Une juge d’instruction vient d'être saisie pour instruire une enquête sur une escroquerie internationale à l’aide médicale d’État, aux dépens de la Caisse primaire d’assurance maladie de l’Isère. Une affaire qui relance le débat éminemment politique de cette prestation d’aide sociale.
1 600 pages de procédure. Deux cents noms cités. Dont des notables. Le dossier est colossal, avec des ramifications de l’autre côté de la mer Méditerranée, jusque dans le nord-ouest algérien. L’enquête, fraîchement confiée à un juge d’instruction, promet d’être tentaculaire.

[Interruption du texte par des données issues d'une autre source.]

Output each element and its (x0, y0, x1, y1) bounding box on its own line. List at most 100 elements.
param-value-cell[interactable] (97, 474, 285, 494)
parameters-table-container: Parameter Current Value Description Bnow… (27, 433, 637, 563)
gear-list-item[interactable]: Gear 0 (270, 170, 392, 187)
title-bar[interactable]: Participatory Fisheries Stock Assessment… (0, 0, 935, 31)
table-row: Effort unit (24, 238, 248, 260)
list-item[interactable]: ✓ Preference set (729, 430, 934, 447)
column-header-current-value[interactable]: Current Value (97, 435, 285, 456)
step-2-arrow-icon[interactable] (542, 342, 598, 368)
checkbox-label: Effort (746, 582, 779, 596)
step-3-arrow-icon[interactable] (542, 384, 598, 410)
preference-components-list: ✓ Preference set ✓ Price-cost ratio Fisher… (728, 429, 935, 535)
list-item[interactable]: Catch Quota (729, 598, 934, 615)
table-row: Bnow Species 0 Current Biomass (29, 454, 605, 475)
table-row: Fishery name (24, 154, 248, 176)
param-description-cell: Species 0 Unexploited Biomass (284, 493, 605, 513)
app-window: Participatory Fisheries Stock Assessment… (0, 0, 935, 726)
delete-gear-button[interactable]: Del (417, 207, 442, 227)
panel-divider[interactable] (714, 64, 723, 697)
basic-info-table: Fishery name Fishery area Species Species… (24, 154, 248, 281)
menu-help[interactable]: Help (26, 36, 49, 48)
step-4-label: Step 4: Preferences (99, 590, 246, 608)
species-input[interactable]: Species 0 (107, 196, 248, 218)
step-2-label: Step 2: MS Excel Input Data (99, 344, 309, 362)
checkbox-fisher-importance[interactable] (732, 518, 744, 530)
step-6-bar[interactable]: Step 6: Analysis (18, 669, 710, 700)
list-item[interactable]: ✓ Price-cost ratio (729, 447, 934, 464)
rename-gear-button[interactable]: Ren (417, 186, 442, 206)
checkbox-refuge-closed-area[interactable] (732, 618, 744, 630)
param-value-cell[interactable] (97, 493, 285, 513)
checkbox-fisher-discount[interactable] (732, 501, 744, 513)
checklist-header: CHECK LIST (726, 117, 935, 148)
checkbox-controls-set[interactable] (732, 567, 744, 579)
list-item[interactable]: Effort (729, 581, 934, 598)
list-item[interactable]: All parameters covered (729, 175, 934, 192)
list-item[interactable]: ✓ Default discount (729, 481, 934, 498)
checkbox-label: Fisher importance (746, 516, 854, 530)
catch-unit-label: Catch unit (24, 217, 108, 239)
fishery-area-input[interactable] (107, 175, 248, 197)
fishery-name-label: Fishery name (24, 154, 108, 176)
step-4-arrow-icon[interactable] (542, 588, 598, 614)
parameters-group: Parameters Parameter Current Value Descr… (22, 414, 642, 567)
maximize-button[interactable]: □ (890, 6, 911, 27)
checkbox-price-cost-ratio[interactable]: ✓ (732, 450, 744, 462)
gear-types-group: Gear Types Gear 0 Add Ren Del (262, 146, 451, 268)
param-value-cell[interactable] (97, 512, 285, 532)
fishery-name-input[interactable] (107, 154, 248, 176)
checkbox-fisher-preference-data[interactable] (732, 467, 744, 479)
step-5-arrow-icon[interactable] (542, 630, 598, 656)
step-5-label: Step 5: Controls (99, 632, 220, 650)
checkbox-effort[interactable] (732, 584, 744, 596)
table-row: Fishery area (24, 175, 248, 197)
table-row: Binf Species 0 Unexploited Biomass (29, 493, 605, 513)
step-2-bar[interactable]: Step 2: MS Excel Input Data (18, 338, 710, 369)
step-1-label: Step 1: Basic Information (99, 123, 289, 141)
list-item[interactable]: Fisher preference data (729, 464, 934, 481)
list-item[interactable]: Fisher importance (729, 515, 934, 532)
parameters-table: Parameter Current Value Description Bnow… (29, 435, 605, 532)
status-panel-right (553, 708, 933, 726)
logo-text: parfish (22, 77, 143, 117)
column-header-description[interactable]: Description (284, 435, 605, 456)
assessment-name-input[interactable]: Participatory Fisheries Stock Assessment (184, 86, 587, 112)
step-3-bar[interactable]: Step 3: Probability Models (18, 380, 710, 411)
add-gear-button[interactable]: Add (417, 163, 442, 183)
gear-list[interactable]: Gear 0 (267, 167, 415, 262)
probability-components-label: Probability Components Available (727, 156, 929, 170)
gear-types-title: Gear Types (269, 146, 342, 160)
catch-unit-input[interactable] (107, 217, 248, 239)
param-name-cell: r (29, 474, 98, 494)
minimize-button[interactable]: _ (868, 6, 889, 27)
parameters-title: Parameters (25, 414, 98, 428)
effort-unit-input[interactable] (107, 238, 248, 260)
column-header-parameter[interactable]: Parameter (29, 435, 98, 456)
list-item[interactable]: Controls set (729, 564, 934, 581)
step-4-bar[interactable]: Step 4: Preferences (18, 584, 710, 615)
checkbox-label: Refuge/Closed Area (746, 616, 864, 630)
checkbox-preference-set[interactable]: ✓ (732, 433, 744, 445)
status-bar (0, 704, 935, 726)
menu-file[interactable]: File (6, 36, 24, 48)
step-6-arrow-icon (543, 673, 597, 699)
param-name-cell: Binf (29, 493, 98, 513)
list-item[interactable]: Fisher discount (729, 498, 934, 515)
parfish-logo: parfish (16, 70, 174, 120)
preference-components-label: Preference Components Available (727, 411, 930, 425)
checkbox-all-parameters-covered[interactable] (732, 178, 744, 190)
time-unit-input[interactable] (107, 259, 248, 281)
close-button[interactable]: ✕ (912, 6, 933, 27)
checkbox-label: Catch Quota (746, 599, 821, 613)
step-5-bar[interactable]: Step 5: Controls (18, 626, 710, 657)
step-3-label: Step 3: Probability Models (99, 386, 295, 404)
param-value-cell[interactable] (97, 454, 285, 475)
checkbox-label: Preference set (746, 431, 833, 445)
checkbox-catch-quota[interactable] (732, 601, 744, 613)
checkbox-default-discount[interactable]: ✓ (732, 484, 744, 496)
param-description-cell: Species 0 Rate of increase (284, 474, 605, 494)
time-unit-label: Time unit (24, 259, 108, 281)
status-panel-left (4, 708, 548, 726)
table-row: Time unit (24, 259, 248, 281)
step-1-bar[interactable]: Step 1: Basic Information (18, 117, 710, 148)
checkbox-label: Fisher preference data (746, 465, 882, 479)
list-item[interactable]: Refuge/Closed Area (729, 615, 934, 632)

Le 9 mars dernier, deux militants associatifs défendant des sans-papiers et un médecin, tous trois d’Échirolles, dans la banlieue grenobloise, comparaissaient devant le tribunal correctionnel de Grenoble pour complicité d’escroquerie à l’aide médicale d’État. Créé en 2000 sous le gouvernement Jospin, ce dispositif permet aux étrangers en situation irrégulière résidant sur le territoire français de bénéficier de soins médicaux gratuits. Ce droit est soumis à trois conditions : l’irrégularité du séjour en France, la résidence continue de trois mois sur le sol français et des ressources annuelles inférieures à un certain plafond.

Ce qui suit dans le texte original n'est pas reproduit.